Apple chose Oscars night to announce to the world the coming of their newest device, the iPad. Meanwhile, the folks interested in tech and health IT have been feverishly debating its significance in the medical sphere since its unveiling to the press in January. While its roots in the iPhone OS immediately gives it a huge library of ready applications and a highly-polished user experience, a few themes of disappointment have persisted.
The one complaint that is most commonly repeated is the absence of Flash support on the iPad (and iPhone). This means that any websites which use Flash for games, small applications or to show video clips will not work. iPhone users have long become accustomed to the small blue rectangles which are displayed wherever there is a Flash object on a website. The theme has been that, if the iPad is going to gain currency as a laptop/tablet device for general computing needs, not displaying Flash content is going to be a significant handicap. But that may not turn out to be an issue at all.
The reasons Apple has given for the absence of Flash support on the iPhone OS is that it is buggy as well as a power consumption hog, which will cause early battery drain. Both of these are well backed up by observations on the desktop versions of Flash. In response, Adobe has said future versions of Flash will be highly optimized for mobile devices. This issue actually has seen major debate on tech blogs about the value of Flash to website developers and about Apple’s real intentions. At this point, it is obvious that Apple will not allow another company, in this case Adobe, to have any significant control of the user experience on the iPhone platform. And many commentators have expressed their lack of sympathy for the demise of the Flash, preferring universal open standards for the web instead of proprietary graphics plugins, such as Flash.
But despite this interesting debate, there is in fact a useful role that Flash could play in EHR implementation. This is in providing a fluid interface for complex user actions when the application is delivered via the web. This is clearly an important emerging trend. Writing and delivering EHR software that is physically installed on multiple PCs (“client-server”) is inefficient and slows updates as each change in the application requires a mass update of every desktop computer installation.
In contrast running the software on a central server and having users interact purely through a web browser (“SaaS” or “software-as-a-service”) means that the application can be continuously improved without having to update individuals’ computers. Furthermore, since data is not stored long-term on users’ machines, privacy and security concerns can be centralized. For physician practices, it also confers the advantage of not having to invest in a dedicated server for the office and the attendant maintenance costs.

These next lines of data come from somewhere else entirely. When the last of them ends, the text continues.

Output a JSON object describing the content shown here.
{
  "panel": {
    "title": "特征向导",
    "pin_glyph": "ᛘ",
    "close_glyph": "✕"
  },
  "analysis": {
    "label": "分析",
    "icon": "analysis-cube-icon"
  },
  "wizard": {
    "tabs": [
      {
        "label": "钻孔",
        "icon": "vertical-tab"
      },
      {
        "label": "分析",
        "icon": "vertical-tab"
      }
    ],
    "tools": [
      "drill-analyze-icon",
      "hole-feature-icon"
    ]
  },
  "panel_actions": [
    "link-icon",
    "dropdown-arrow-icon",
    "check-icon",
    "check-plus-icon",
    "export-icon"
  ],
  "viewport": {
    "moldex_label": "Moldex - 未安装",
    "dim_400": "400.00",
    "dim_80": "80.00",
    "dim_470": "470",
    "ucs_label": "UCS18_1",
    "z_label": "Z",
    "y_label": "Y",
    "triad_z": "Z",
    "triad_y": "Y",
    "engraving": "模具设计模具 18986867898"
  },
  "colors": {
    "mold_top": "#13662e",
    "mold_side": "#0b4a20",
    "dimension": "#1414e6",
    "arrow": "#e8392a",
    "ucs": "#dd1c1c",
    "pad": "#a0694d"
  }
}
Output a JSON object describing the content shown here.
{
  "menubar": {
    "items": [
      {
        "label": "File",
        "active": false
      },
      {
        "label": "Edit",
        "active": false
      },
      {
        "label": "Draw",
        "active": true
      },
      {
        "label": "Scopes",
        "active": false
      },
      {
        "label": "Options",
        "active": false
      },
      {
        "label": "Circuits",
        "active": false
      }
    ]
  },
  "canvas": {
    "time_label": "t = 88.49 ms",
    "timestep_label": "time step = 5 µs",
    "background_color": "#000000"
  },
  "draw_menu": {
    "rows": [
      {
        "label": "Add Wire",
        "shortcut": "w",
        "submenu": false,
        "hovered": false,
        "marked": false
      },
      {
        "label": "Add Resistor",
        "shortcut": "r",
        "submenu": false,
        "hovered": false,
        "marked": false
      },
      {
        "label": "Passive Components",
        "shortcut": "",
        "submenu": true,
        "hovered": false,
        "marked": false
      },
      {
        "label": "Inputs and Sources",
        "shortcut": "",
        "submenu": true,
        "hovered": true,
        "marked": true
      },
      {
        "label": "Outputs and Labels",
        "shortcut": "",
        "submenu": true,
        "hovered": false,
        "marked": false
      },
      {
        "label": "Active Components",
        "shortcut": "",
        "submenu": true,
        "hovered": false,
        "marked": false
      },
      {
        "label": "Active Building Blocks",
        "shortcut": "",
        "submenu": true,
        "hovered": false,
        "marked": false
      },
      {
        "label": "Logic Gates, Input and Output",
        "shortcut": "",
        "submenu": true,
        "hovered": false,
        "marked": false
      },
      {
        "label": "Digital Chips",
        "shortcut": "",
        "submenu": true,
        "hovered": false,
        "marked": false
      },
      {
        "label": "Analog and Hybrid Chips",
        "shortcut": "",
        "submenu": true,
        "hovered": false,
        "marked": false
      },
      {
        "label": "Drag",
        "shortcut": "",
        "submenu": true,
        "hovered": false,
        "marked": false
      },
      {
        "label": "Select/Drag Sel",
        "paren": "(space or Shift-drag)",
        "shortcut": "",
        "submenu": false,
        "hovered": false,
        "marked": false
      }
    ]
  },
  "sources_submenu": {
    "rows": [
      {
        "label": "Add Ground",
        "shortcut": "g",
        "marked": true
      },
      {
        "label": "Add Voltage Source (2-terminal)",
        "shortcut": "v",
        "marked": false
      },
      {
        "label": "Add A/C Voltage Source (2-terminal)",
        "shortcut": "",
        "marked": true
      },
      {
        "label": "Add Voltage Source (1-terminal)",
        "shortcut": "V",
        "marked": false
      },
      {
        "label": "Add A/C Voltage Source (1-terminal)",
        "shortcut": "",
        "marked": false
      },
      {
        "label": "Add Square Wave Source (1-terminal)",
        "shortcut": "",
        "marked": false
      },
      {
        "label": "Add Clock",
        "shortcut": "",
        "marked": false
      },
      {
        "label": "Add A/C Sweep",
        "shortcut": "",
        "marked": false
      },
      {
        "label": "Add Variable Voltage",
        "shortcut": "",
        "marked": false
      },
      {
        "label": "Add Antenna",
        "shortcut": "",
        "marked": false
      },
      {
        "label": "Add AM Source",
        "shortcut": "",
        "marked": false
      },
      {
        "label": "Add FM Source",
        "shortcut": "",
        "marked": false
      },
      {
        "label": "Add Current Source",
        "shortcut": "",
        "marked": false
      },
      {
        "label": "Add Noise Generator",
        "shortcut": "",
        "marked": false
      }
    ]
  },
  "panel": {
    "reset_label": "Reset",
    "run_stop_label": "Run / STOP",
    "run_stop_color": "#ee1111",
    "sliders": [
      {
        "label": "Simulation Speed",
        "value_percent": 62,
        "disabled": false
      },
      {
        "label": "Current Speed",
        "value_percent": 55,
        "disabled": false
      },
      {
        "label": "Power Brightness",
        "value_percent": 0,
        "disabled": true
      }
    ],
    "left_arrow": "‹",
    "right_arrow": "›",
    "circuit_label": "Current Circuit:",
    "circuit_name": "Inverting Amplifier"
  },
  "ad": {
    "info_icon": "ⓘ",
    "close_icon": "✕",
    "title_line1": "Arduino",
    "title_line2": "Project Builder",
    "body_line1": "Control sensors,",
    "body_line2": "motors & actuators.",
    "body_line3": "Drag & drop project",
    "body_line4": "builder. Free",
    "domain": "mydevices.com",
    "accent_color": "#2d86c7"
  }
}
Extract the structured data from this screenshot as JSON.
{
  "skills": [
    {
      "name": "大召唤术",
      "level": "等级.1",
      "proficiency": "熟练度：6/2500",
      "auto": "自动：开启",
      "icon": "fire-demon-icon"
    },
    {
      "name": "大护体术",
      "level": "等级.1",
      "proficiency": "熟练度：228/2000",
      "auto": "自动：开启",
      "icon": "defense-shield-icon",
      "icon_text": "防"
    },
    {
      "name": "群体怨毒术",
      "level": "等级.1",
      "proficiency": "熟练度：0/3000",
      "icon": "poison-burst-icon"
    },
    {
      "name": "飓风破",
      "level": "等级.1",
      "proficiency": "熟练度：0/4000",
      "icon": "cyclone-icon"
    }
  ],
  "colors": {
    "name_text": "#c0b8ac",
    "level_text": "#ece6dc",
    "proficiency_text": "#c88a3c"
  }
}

One important drawback, however, has been that the complex user interfaces of EHRs can be challenging to deliver using a plain HTML web site. A physician may have to interact with multiple items on a screen when viewing a patient’s electronic “chart”. This is often accomplished with an interactive interface that changes quickly with user interaction to hide or display information relevant to the current action. For example with one click, the patient’s demographics are displayed, with another click the visit history id displayed. This would be awkward in a browser if every step required a fresh page-load from the server. Many EHR vendors developing web-based (“Saas”) EHRs, including Practice Fusion, Hello Health, Care Cloud have thus relied on Adobe Flash technology for portions of the user interface. Therefore the inability of the iPad to run the Flash plugin is a legitimate concern for EHR vendors and physicians interested in using it in their practices.
That is, until recently.
In October, Adobe pre-announced that the next version of their Flash development suite will include “Packager for iPhone” and made it official in January. This is a very clever work-around of Apple’s prohibition of the Flash plugin from the iPhone OS and will bring thousands more applications to the platform. The way it works is by translating the underlying language used to develop Flash applications (“Action Script”) to the language of the iPhone (“Objective C”). This means that developers can write in the language they are used to but the final product runs natively on the iPhone and iPad – without requiring the Flash plugin. This is a win-win for both developers, who can easily port existing applications to a new platform and users, who can enjoy optimized applications with good battery performance, respectively. There are already several apps in the App store which were developed in this way. Not surprisingly, Adobe has been flooded with interest from Flash developers and has closed the public beta of the Packager (part of their CS5 suite) until the developer software ships sometime this year.
As the beta program is private and developers are restricted by non-disclosure agreements (NDAs), we cannot get much public information at this time. However, this is a potentially exciting development for physician practices thinking about using the iPad in their practices.